1 Pan of Cornbread, 2 Quarts
4 Chicken Breast, boiled & shredded
1 C Cream of Onion Soup
3 C Chicken Broth
2 T Sage or Poultry Seasoning -- Annie uses 1 Tbsp of Sage & 1 Tbsp of Poultry Seasoning
1 Medium onion, chopped
1 Stick butter, melted
2 Eggs, boiled & chopped/sliced
2 Cans Cream of Chicken Soup
Set aside one can cream of chicken soup and the shredded chicken. In a large bowl, crumble whole pan of cornbread.

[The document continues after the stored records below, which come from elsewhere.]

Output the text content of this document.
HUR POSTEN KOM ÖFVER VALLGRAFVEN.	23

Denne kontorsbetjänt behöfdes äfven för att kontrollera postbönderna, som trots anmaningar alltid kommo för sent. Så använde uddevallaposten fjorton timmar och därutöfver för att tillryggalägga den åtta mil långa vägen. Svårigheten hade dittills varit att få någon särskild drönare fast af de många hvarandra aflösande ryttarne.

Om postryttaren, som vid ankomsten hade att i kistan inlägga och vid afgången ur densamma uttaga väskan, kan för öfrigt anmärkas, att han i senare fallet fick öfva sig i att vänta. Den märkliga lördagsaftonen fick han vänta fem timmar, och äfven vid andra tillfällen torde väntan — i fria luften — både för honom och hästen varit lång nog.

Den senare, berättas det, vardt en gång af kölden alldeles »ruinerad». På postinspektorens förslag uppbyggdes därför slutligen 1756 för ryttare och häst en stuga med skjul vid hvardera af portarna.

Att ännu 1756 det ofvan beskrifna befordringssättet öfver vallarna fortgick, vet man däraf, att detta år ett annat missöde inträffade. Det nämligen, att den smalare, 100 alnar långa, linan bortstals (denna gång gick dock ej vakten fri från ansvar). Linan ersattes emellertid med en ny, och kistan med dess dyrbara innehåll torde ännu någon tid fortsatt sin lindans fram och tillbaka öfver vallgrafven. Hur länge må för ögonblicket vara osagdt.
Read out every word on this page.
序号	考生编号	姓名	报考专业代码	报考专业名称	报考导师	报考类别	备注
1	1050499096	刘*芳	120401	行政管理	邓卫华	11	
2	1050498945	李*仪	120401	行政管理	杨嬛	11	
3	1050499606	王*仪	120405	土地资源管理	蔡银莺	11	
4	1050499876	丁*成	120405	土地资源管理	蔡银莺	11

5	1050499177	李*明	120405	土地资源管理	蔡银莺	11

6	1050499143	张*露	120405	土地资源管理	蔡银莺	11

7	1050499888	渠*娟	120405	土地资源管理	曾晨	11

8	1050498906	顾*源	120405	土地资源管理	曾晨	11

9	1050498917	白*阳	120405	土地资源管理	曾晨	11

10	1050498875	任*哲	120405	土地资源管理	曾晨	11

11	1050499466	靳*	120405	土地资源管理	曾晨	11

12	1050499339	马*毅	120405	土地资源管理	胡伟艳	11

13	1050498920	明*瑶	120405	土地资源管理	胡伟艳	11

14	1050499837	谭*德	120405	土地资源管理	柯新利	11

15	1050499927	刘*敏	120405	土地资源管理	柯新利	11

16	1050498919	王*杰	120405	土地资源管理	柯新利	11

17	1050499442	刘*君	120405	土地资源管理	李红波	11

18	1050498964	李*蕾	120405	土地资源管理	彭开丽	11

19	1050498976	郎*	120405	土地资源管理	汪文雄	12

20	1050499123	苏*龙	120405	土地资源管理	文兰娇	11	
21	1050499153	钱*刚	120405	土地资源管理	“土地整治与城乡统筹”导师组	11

Add all ingredients above (except shredded chicken and one can of cream of chicken soup) and mix thoroughly. Layer into crock-pot in this order: ½ can of Cream Of Chicken soup (the can you set aside before you started), 1/3 of dressing mixture, ½ of the shredded chicken. Add another 1/3 of dressing mixture and the other ½ of the shredded chicken. Top with the last 1/3 of dressing and the last ½ can of the Cream of Chicken soup. Cover and cook on “low” setting for ~ 3 hours.